BOISE - Leery lawmakers grilled Otter Administration officials Thursday on how they plan to resolve the legal and financial mess surrounding the Idaho Education Network, the statewide broadband network linking Idaho high schools, and didn’t like the answers they got.
Former Senate Education Chairman John Goedde, now an aide to Otter working on the IEN problem, said, “We have not paid our vendors since September. We have a moral obligation to pay them. We have to find a way.”
Rep. John Gannon, D-Boise, countered, “I was concerned about your statement that there’s a moral obligation to pay, because this is the public’s money, and we have to deal with legal obligations.”
A judge in November declared the state’s $60 million contract with Education Networks of America and Century Link for the IEN illegal and void.

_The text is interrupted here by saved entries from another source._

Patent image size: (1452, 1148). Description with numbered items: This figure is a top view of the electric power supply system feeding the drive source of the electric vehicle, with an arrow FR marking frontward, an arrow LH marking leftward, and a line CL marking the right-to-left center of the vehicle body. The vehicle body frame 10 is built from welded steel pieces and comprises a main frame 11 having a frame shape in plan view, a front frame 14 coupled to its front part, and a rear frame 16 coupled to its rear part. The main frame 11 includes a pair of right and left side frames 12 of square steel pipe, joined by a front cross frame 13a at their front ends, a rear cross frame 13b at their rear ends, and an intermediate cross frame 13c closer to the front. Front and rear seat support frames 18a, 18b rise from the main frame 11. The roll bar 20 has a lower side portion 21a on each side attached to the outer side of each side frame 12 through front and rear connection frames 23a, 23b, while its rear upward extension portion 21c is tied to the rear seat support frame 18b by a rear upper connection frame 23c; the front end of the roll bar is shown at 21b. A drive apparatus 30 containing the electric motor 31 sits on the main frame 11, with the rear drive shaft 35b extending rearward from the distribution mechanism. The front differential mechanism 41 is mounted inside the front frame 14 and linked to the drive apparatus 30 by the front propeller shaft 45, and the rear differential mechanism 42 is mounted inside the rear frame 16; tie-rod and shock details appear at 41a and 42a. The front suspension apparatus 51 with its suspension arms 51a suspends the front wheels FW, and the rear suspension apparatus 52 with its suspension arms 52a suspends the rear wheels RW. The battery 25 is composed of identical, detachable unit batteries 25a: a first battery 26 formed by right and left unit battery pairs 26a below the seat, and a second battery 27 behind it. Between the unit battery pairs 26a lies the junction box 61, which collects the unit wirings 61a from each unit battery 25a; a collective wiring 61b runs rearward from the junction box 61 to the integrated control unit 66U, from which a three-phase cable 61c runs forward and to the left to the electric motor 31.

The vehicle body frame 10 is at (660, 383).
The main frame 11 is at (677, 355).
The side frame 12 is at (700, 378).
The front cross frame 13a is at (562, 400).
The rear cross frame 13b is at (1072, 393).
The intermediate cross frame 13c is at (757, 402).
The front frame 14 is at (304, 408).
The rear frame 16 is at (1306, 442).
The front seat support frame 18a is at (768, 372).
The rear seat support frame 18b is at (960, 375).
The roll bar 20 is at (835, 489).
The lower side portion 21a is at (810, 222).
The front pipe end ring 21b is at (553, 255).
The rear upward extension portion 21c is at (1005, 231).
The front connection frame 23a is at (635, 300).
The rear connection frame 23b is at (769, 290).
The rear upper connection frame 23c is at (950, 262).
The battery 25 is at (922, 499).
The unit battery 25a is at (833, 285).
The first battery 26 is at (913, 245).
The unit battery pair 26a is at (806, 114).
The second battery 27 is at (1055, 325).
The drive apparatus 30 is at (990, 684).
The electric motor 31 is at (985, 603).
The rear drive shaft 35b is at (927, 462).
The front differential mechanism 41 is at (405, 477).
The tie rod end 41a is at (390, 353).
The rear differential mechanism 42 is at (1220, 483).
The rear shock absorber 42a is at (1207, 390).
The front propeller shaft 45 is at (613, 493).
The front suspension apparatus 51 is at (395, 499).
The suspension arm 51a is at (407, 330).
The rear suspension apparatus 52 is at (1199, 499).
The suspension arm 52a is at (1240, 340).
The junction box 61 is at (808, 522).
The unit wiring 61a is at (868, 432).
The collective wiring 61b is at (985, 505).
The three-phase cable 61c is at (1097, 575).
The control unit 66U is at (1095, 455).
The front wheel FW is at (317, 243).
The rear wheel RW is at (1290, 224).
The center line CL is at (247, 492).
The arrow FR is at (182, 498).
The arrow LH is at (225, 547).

An unsuccessful bidder, Syringa Networks, sued, and the court found that the state illegally altered the contract after it was awarded to cut Syringa out of the work, and give its portion of the work instead to Century Link. State Department of Administration Director Teresa Luna said that’s why the state’s stopped paying.
“There is a state statute that says that you may not pay against invalid contracts,” Luna told the Legislature’s joint budget committee. “We’ve been working to clarify that with the judge,” she said. “We are concerned about paying our vendors on an invalid contract. … It’s been a Catch-22. The vendors are antsy, of course, we want to pay them, but we also have a concern about the statutes as written, as to whether those contracts are actually invalid today.”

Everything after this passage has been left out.